I also tried skipping it altogether. She is held at gunpoint in one sentence. She is grinning with the gun in her hand in the next. This would work if I had showed it once, but this being the first time happening, I need to show something.

You don't need to show it once. You simply need to showcase that she has the ability. For example:

After the unelaborated gun switch, have her show off her military tattoo that clearly proves she must have the skill (e.g. Navy SEAL tattoo)
Have someone witness it and talk to her about it after, at which point she elaborates that her (military/cop) father drilled this into her as part of teaching her self-defense.
Have someone witness it and talk to her about it after, at which point she elaborates on her aptitude during police/miltary training.

You're right that you need some kind of proof that this skill isn't just lampshaded, but you don't necessarily need to do that by describing the actual movement.

I finally tried being more abstract with metaphors and similitudes relying on the ideas of speed and force. Her hand hit like thunder, and she whirled the gun away from the other's fingers. It was a wet rock slipping under the greater will of the sea. And while it may be appropriate for martial art fiction, it is breaking the style and setting of my thriller.

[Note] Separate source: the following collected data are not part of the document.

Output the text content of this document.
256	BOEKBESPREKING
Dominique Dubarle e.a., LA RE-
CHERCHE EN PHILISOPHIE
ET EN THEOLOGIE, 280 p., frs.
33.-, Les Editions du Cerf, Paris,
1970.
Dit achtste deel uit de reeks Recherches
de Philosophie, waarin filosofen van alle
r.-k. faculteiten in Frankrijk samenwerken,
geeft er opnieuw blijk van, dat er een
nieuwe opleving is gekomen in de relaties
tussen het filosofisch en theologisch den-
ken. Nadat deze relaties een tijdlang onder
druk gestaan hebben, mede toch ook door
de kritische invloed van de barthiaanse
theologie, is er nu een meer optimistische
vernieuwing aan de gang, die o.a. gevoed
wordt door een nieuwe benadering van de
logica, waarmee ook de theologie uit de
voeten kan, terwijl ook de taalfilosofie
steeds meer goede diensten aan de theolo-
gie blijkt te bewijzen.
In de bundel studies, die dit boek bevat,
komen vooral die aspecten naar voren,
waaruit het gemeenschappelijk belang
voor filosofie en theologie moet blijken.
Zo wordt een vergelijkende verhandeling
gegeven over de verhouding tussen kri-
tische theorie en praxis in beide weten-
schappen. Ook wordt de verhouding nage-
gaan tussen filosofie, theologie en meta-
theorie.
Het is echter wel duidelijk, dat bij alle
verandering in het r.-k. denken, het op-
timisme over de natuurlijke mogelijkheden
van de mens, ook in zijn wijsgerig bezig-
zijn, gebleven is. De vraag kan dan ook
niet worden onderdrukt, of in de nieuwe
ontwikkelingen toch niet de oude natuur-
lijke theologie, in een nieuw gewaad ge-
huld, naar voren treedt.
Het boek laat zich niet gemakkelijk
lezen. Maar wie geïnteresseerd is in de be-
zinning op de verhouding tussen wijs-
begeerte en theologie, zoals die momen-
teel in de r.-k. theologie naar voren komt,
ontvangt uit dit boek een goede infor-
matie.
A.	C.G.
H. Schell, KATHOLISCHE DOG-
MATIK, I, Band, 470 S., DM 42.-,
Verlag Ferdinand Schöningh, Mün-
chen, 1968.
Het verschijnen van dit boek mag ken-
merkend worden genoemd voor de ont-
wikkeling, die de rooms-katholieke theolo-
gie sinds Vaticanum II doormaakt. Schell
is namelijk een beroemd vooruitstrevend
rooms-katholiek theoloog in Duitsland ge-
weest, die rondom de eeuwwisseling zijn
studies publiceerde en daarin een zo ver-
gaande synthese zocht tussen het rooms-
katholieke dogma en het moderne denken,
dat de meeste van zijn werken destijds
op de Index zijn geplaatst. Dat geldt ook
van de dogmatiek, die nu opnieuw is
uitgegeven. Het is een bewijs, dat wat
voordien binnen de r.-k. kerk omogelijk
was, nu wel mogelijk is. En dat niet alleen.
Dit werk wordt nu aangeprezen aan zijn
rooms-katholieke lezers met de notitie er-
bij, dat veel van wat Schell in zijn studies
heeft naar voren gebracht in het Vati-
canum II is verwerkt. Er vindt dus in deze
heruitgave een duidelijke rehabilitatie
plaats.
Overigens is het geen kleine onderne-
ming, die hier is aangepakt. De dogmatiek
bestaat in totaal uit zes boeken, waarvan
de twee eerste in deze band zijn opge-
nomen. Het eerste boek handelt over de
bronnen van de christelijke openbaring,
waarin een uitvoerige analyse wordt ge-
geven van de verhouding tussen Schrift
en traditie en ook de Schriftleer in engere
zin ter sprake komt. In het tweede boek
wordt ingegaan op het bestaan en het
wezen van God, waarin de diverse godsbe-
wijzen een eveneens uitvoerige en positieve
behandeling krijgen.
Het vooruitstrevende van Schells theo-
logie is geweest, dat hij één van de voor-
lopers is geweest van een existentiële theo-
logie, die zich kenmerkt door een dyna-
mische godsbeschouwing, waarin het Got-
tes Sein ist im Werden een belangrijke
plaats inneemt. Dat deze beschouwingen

I'd stay away from this because it's not the focus of the story. This isn't the story of someone with exceptional upper arm strength, or someone who is mustering more strength than she's ever had before.

Thrillers tend to go for bleak realism over the more flashy description you're using here. Your description sounds more like a superhero action movie.

Question: I imagine that this issue is more general to quick combat scenes, which resolve in less than a few seconds. How to get a pacing that surprises the reader and renders the swiftness of the action?

More often than not, surprise is used when it surprises the characters too. In that case, narrating things from their point of view inherently entails experiencing the surprise.

E.g. when a swordsman is so skilled that they cut the opponent before they even realize, write about how the opponent stood there and then noticed that he had been cut. The reader automatically has to reverse engineer the situation (there's a cut wound, therefore he must have managed to wound his opponent) just like the surprised opponent has to.

Or as a second example, when talking about a surprise assassination, first reveal it by the target feeling a sharp pain in their back before you actually talk about the assassin standing behind the target's back.

You can take a lot of inspiration here from movies too. As long as you narrate it in the same order that the camera shots take place, the same surprise will happen.